Messaging platforms are becoming important distribution channels for AI-powered services. As chatbots and AI assistants become more integrated into everyday communication tools, access to widely used platforms such as WhatsApp may become an important factor in competition between providers.

Commission officials have said they will examine whether Meta’s conduct complies with the EU competition rules. Opening an investigation does not mean that the Commission has reached a conclusion or found an infringement.

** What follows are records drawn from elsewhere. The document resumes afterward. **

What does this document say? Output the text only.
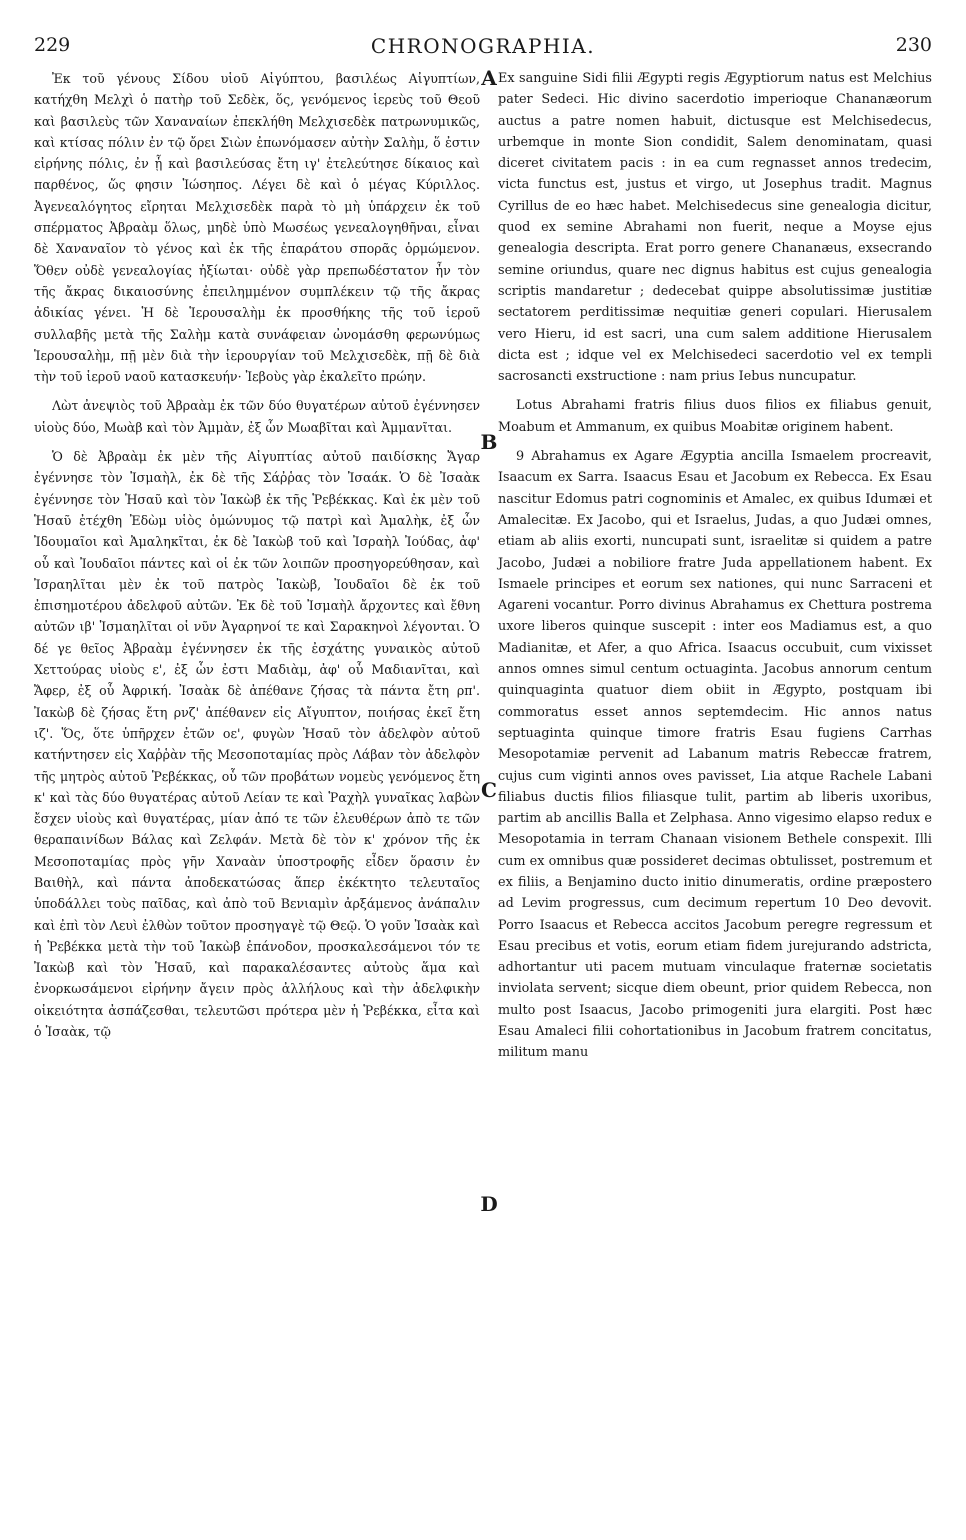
229	CHRONOGRAPHIA.	230

Ἐκ τοῦ γένους Σίδου υἱοῦ Αἰγύπτου, βασιλέως Αἰγυπτίων, κατήχθη Μελχὶ ὁ πατὴρ τοῦ Σεδὲκ, ὅς, γενόμενος ἱερεὺς τοῦ Θεοῦ καὶ βασιλεὺς τῶν Χαναναίων ἐπεκλήθη Μελχισεδὲκ πατρωνυμικῶς, καὶ κτίσας πόλιν ἐν τῷ ὄρει Σιὼν ἐπωνόμασεν αὐτὴν Σαλὴμ, ὅ ἐστιν εἰρήνης πόλις, ἐν ᾗ καὶ βασιλεύσας ἔτη ιγ' ἐτελεύτησε δίκαιος καὶ παρθένος, ὥς φησιν Ἰώσηπος. Λέγει δὲ καὶ ὁ μέγας Κύριλλος. Ἀγενεαλόγητος εἴρηται Μελχισεδὲκ παρὰ τὸ μὴ ὑπάρχειν ἐκ τοῦ σπέρματος Ἀβραὰμ ὅλως, μηδὲ ὑπὸ Μωσέως γενεαλογηθῆναι, εἶναι δὲ Χαναναῖον τὸ γένος καὶ ἐκ τῆς ἐπαράτου σπορᾶς ὁρμώμενον. Ὅθεν οὐδὲ γενεαλογίας ἠξίωται· οὐδὲ γὰρ πρεπωδέστατον ἦν τὸν τῆς ἄκρας δικαιοσύνης ἐπειλημμένον συμπλέκειν τῷ τῆς ἄκρας ἀδικίας γένει. Ἡ δὲ Ἱερουσαλὴμ ἐκ προσθήκης τῆς τοῦ ἱεροῦ συλλαβῆς μετὰ τῆς Σαλὴμ κατὰ συνάφειαν ὠνομάσθη φερωνύμως Ἱερουσαλὴμ, πῇ μὲν διὰ τὴν ἱερουργίαν τοῦ Μελχισεδὲκ, πῇ δὲ διὰ τὴν τοῦ ἱεροῦ ναοῦ κατασκευήν· Ἰεβοὺς γὰρ ἐκαλεῖτο πρώην.

Λὼτ ἀνεψιὸς τοῦ Ἀβραὰμ ἐκ τῶν δύο θυγατέρων αὐτοῦ ἐγέννησεν υἱοὺς δύο, Μωὰβ καὶ τὸν Ἀμμὰν, ἐξ ὧν Μωαβῖται καὶ Ἀμμανῖται.

Ὁ δὲ Ἀβραὰμ ἐκ μὲν τῆς Αἰγυπτίας αὐτοῦ παιδίσκης Ἄγαρ ἐγέννησε τὸν Ἰσμαὴλ, ἐκ δὲ τῆς Σάῤῥας τὸν Ἰσαάκ. Ὁ δὲ Ἰσαὰκ ἐγέννησε τὸν Ἡσαῦ καὶ τὸν Ἰακὼβ ἐκ τῆς Ῥεβέκκας. Καὶ ἐκ μὲν τοῦ Ἡσαῦ ἐτέχθη Ἐδὼμ υἱὸς ὁμώνυμος τῷ πατρὶ καὶ Ἀμαλὴκ, ἐξ ὧν Ἰδουμαῖοι καὶ Ἀμαληκῖται, ἐκ δὲ Ἰακὼβ τοῦ καὶ Ἰσραὴλ Ἰούδας, ἀφ' οὗ καὶ Ἰουδαῖοι πάντες καὶ οἱ ἐκ τῶν λοιπῶν προσηγορεύθησαν, καὶ Ἰσραηλῖται μὲν ἐκ τοῦ πατρὸς Ἰακὼβ, Ἰουδαῖοι δὲ ἐκ τοῦ ἐπισημοτέρου ἀδελφοῦ αὐτῶν. Ἐκ δὲ τοῦ Ἰσμαὴλ ἄρχοντες καὶ ἔθνη αὐτῶν ιβ' Ἰσμαηλῖται οἱ νῦν Ἀγαρηνοί τε καὶ Σαρακηνοὶ λέγονται. Ὁ δέ γε θεῖος Ἀβραὰμ ἐγέννησεν ἐκ τῆς ἐσχάτης γυναικὸς αὐτοῦ Χεττούρας υἱοὺς ε', ἐξ ὧν ἐστι Μαδιὰμ, ἀφ' οὗ Μαδιανῖται, καὶ Ἄφερ, ἐξ οὗ Ἀφρική. Ἰσαὰκ δὲ ἀπέθανε ζήσας τὰ πάντα ἔτη ρπ'. Ἰακὼβ δὲ ζήσας ἔτη ρνζ' ἀπέθανεν εἰς Αἴγυπτον, ποιήσας ἐκεῖ ἔτη ιζ'. Ὅς, ὅτε ὑπῆρχεν ἐτῶν οε', φυγὼν Ἡσαῦ τὸν ἀδελφὸν αὐτοῦ κατήντησεν εἰς Χαῤῥὰν τῆς Μεσοποταμίας πρὸς Λάβαν τὸν ἀδελφὸν τῆς μητρὸς αὐτοῦ Ῥεβέκκας, οὗ τῶν προβάτων νομεὺς γενόμενος ἔτη κ' καὶ τὰς δύο θυγατέρας αὐτοῦ Λείαν τε καὶ Ῥαχὴλ γυναῖκας λαβὼν ἔσχεν υἱοὺς καὶ θυγατέρας, μίαν ἀπό τε τῶν ἐλευθέρων ἀπὸ τε τῶν θεραπαινίδων Βάλας καὶ Ζελφάν. Μετὰ δὲ τὸν κ' χρόνον τῆς ἐκ Μεσοποταμίας πρὸς γῆν Χαναὰν ὑποστροφῆς εἶδεν ὅρασιν ἐν Βαιθὴλ, καὶ πάντα ἀποδεκατώσας ἅπερ ἐκέκτητο τελευταῖος ὑποδάλλει τοὺς παῖδας, καὶ ἀπὸ τοῦ Βενιαμὶν ἀρξάμενος ἀνάπαλιν καὶ ἐπὶ τὸν Λευὶ ἐλθὼν τοῦτον προσηγαγὲ τῷ Θεῷ. Ὁ γοῦν Ἰσαὰκ καὶ ἡ Ῥεβέκκα μετὰ τὴν τοῦ Ἰακὼβ ἐπάνοδον, προσκαλεσάμενοι τόν τε Ἰακὼβ καὶ τὸν Ἡσαῦ, καὶ παρακαλέσαντες αὐτοὺς ἅμα καὶ ἐνορκωσάμενοι εἰρήνην ἄγειν πρὸς ἀλλήλους καὶ τὴν ἀδελφικὴν οἰκειότητα ἀσπάζεσθαι, τελευτῶσι πρότερα μὲν ἡ Ῥεβέκκα, εἶτα καὶ ὁ Ἰσαὰκ, τῷ

Ex sanguine Sidi filii Ægypti regis Ægyptiorum natus est Melchius pater Sedeci. Hic divino sacerdotio imperioque Chananæorum auctus a patre nomen habuit, dictusque est Melchisedecus, urbemque in monte Sion condidit, Salem denominatam, quasi diceret civitatem pacis : in ea cum regnasset annos tredecim, victa functus est, justus et virgo, ut Josephus tradit. Magnus Cyrillus de eo hæc habet. Melchisedecus sine genealogia dicitur, quod ex semine Abrahami non fuerit, neque a Moyse ejus genealogia descripta. Erat porro genere Chananæus, exsecrando semine oriundus, quare nec dignus habitus est cujus genealogia scriptis mandaretur ; dedecebat quippe absolutissimæ justitiæ sectatorem perditissimæ nequitiæ generi copulari. Hierusalem vero Hieru, id est sacri, una cum salem additione Hierusalem dicta est ; idque vel ex Melchisedeci sacerdotio vel ex templi sacrosancti exstructione : nam prius Iebus nuncupatur.

Lotus Abrahami fratris filius duos filios ex filiabus genuit, Moabum et Ammanum, ex quibus Moabitæ originem habent.

9 Abrahamus ex Agare Ægyptia ancilla Ismaelem procreavit, Isaacum ex Sarra. Isaacus Esau et Jacobum ex Rebecca. Ex Esau nascitur Edomus patri cognominis et Amalec, ex quibus Idumæi et Amalecitæ. Ex Jacobo, qui et Israelus, Judas, a quo Judæi omnes, etiam ab aliis exorti, nuncupati sunt, israelitæ si quidem a patre Jacobo, Judæi a nobiliore fratre Juda appellationem habent. Ex Ismaele principes et eorum sex nationes, qui nunc Sarraceni et Agareni vocantur. Porro divinus Abrahamus ex Chettura postrema uxore liberos quinque suscepit : inter eos Madiamus est, a quo Madianitæ, et Afer, a quo Africa. Isaacus occubuit, cum vixisset annos omnes simul centum octuaginta. Jacobus annorum centum quinquaginta quatuor diem obiit in Ægypto, postquam ibi commoratus esset annos septemdecim. Hic annos natus septuaginta quinque timore fratris Esau fugiens Carrhas Mesopotamiæ pervenit ad Labanum matris Rebeccæ fratrem, cujus cum viginti annos oves pavisset, Lia atque Rachele Labani filiabus ductis filios filiasque tulit, partim ab liberis uxoribus, partim ab ancillis Balla et Zelphasa. Anno vigesimo elapso redux e Mesopotamia in terram Chanaan visionem Bethele conspexit. Illi cum ex omnibus quæ possideret decimas obtulisset, postremum et ex filiis, a Benjamino ducto initio dinumeratis, ordine præpostero ad Levim progressus, cum decimum repertum 10 Deo devovit. Porro Isaacus et Rebecca accitos Jacobum peregre regressum et Esau precibus et votis, eorum etiam fidem jurejurando adstricta, adhortantur uti pacem mutuam vinculaque fraternæ societatis inviolata servent; sicque diem obeunt, prior quidem Rebecca, non multo post Isaacus, Jacobo primogeniti jura elargiti. Post hæc Esau Amaleci filii cohortationibus in Jacobum fratrem concitatus, militum manu

A
B
C
D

The broader EU scrutiny of large digital platforms is increasingly focused on how access to infrastructure, services and user ecosystems is managed as AI tools become more widely adopted.

Why does it matter?

Competition questions are expanding into AI distribution channels. Messaging platforms can shape which AI services reach users and businesses at scale, making access rules an important part of the emerging AI market. The outcome could influence how major platforms design access policies for third-party AI providers while regulators seek to preserve competition and user choice.